The OFDM has the following main parameters (more fine-tuning parameters are in ofdm.cc/ofdm.h):

- Nfft: the Fast Fourier transfer size.
- Nc: the number of used sub-channels.
- Dx: frequency distance between pilots.
- Dy: time distance between pilots.
- Nsymb: number of symbols per OFDM frame.
- gi: Guard interval to remove the multipath effect.
- pilot_boost: to define pilot carriers' power in relation to data carriers' power.
- freq_offset_ignore_limit: the minimum value of sampling frequency and carrier frequency offset to be compensated.

- ofdm_pilot_configurator_first_row: Set the first row to data or pilot.
- ofdm_pilot_configurator_last_row: Set the last row to data or pilot.
- ofdm_pilot_configurator_first_col: Set the first column to data or pilot.
- ofdm_pilot_configurator_second_col: Set the second column to data or pilot.
- ofdm_pilot_configurator_last_col: Set the last column to data or pilot.
- ofdm_pilot_configurator_seed: The seed used in the pseudorandom data generator of the pilot sequence.
- ofdm_pilot_density: Pilot density (HIGH_DENSITY or LOW_DENSITY).
- ofdm_start_shift: Number of non-used subcarriers starting at 0 Hz.
- ofdm_channel_estimator: The channel estimation Method (Zero-Force or Least-Square).
- ofdm_channel_estimator_amplitude_restoration: Activate amplitude restoration (Yes, No). (only with M-PSK modulation)
- ofdm_LS_window_width: The least-Square window width.
- ofdm_LS_window_hight: The least-Square window height.
- bit_energy_dispersal_seed: The seed used in the pseudorandom data generator of the bit energy dispersal.

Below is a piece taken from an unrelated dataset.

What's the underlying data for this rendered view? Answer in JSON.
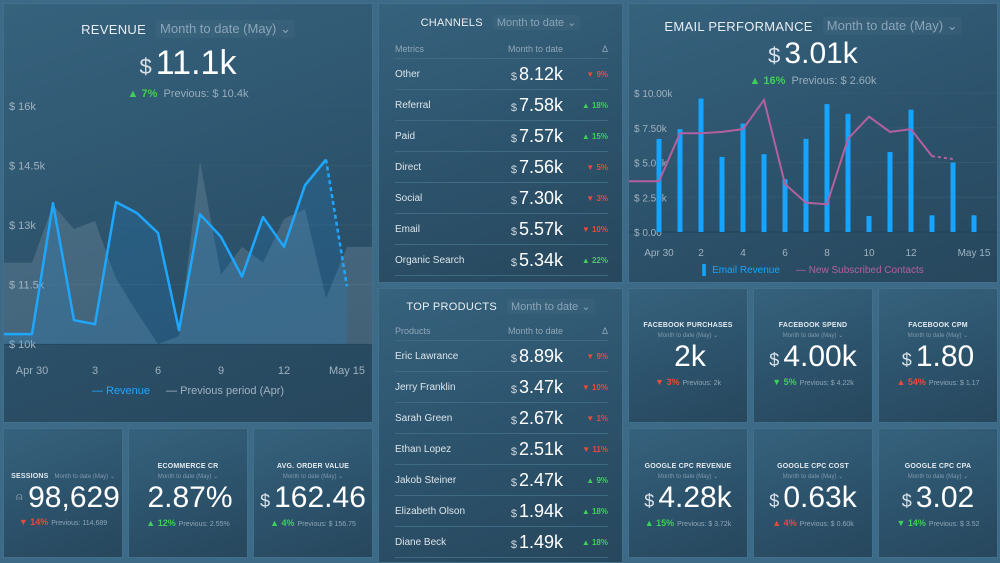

The LDPC has the following main parameters:
- decoding algorithm: the decoding algorithm can be either the Sum-Product algorithm (SPA) or the Gradient Bit-Flipping (GBF)
- standard and framesize: the LDPC code deploys specially designed LDPC matrices of the size 1600 bits with three different code rates
- rate: the code rate that defines the protection level vs data rate (1/16, 2/16, 3/16, 4/16, 5/16, 6/16 8/16, 14/16).
- GBF_eta: the GBF LDPC decoder correction rate.
- nIteration_max: the number of maximum decoding iterations.

The outer code has the following options:
- outer_code: (CRC16_MODBUS_RTU or NO_OUTER_CODE)